At that point, the fowl may turn sparrow, and seek a home at the altar of the Lord. But a church indistinguishable from the very sect from which they in dread are fleeing will offer little sanctuary, if it still stands at all.

Fr Thomas Plant

Ordained in the Church of England, the Rev’d Dr Thomas Plant is now a priest of the Anglican Church in Japan and chaplain at Rikkyo (St Paul’s) University, Tokyo. He is the author of The Lost Way to the Good and writes on Christian Platonism, Japanese religion and the re-enchantment of the cosmos at frthomasplant.substack.com.

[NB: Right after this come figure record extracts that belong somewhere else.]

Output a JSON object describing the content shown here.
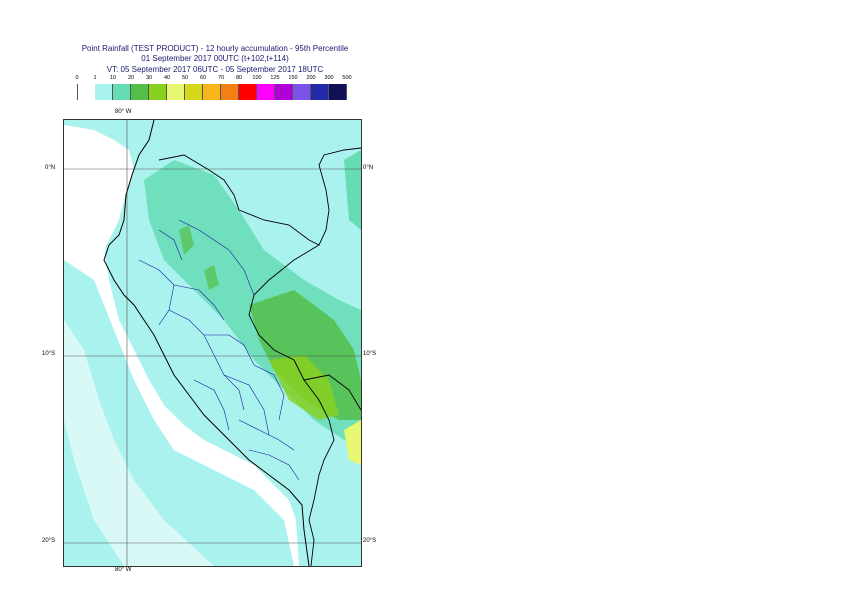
{
  "title": {
    "line1": "Point Rainfall (TEST PRODUCT) - 12 hourly accumulation - 95th Percentile",
    "line2": "01 September 2017 00UTC (t+102,t+114)",
    "line3": "VT: 05 September 2017 06UTC - 05 September 2017 18UTC"
  },
  "legend": {
    "thresholds": [
      "0",
      "1",
      "10",
      "20",
      "30",
      "40",
      "50",
      "60",
      "70",
      "80",
      "100",
      "125",
      "150",
      "200",
      "300",
      "500"
    ],
    "colors": [
      "#ffffff",
      "#aaf2ee",
      "#66dcb4",
      "#55be4a",
      "#88d11e",
      "#e7f76f",
      "#d6d61a",
      "#f6b61c",
      "#f57f13",
      "#ff0000",
      "#ff00ff",
      "#b000d8",
      "#7c52e8",
      "#2228a8",
      "#13105a"
    ]
  },
  "map": {
    "lon_labels": [
      "80° W",
      "80° W"
    ],
    "lat_labels_left": [
      "0°N",
      "10°S",
      "20°S"
    ],
    "lat_labels_right": [
      "0°N",
      "10°S",
      "20°S"
    ]
  }
}
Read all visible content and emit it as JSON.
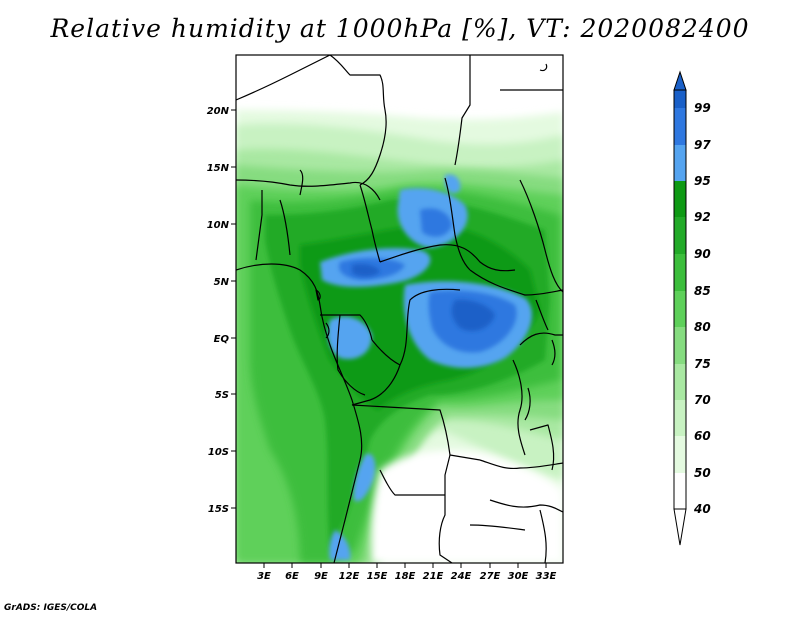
{
  "title": "Relative humidity at 1000hPa [%], VT: 2020082400",
  "credit": "GrADS: IGES/COLA",
  "lat_labels": [
    "20N",
    "15N",
    "10N",
    "5N",
    "EQ",
    "5S",
    "10S",
    "15S"
  ],
  "lon_labels": [
    "3E",
    "6E",
    "9E",
    "12E",
    "15E",
    "18E",
    "21E",
    "24E",
    "27E",
    "30E",
    "33E"
  ],
  "colorbar": {
    "labels": [
      "99",
      "97",
      "95",
      "92",
      "90",
      "85",
      "80",
      "75",
      "70",
      "60",
      "50",
      "40"
    ],
    "colors": [
      "#1a60c8",
      "#2f78e0",
      "#55a4f0",
      "#0e9a14",
      "#22aa28",
      "#3cbe3c",
      "#5ed05a",
      "#86dc80",
      "#a9e8a2",
      "#c8f2c2",
      "#e4fae0",
      "#ffffff"
    ]
  },
  "palette": {
    "white": "#ffffff",
    "g50": "#e4fae0",
    "g60": "#c8f2c2",
    "g70": "#a9e8a2",
    "g75": "#86dc80",
    "g80": "#5ed05a",
    "g85": "#3cbe3c",
    "g90": "#22aa28",
    "g92": "#0e9a14",
    "b95": "#55a4f0",
    "b97": "#2f78e0",
    "b99": "#1a60c8"
  }
}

'Why bother with Satanism?' have 2 comments

  1. July 15, 2023 @ 12:55 pm Joe Whitenton

    Absolutely brilliant, witty, and rings so true. Your compassion for lost souls is obvious and admirable. Your call for patience and non-condemnation is absolutely spot on. I’m the result of patient priests like yourself and share the same yearning for the many lost sheep of our day to find what they are truly searching for in Christ. I resonate with your story deeply having for a time in high school during my “free thinking” years, my own copy of the Satanic Bible on my shelf. I never quite got through the whole thing but I pretended I had read it and quite liked the idea of the project. Being a life long metalhead, I’ve always been a fan of gothic aesthetics and ritual. Praise be to God for His rescue of me through priests with real patience and love for souls like yourself and for putting in me in the tradition where those things I was drawn to originally could be fulfilled and made holy. When I became a Christian, the churches of the mainline liberal variety were a stop on the train to orthodoxy for me. To be quite honest, I’ve had the same thought as you as to why these churches even exist if they bless everything the world already blesses. While I’m certain God can still work through them as He did with me, it seems to be a demo version of the real Christianity. La Croix Faith with just a hint of repentance. I think many, many modern people are, just as you’ve said, searching for goodness but woefully confused on where to find it. It’s as if the Church is the last place any of us would ever dare look for truth. Your balance of the real danger they are in with the compassion we should have and the urgency with which we should act is very well-done. May the Lord bless your ministry in Japan, Fr. Thomas. This is a wonderful piece! Where can I find other writings you’ve done?


  2. July 16, 2023 @ 12:52 am Bp. Joseph Boyd

    Excellent article! Thank you, Fr. Thomas!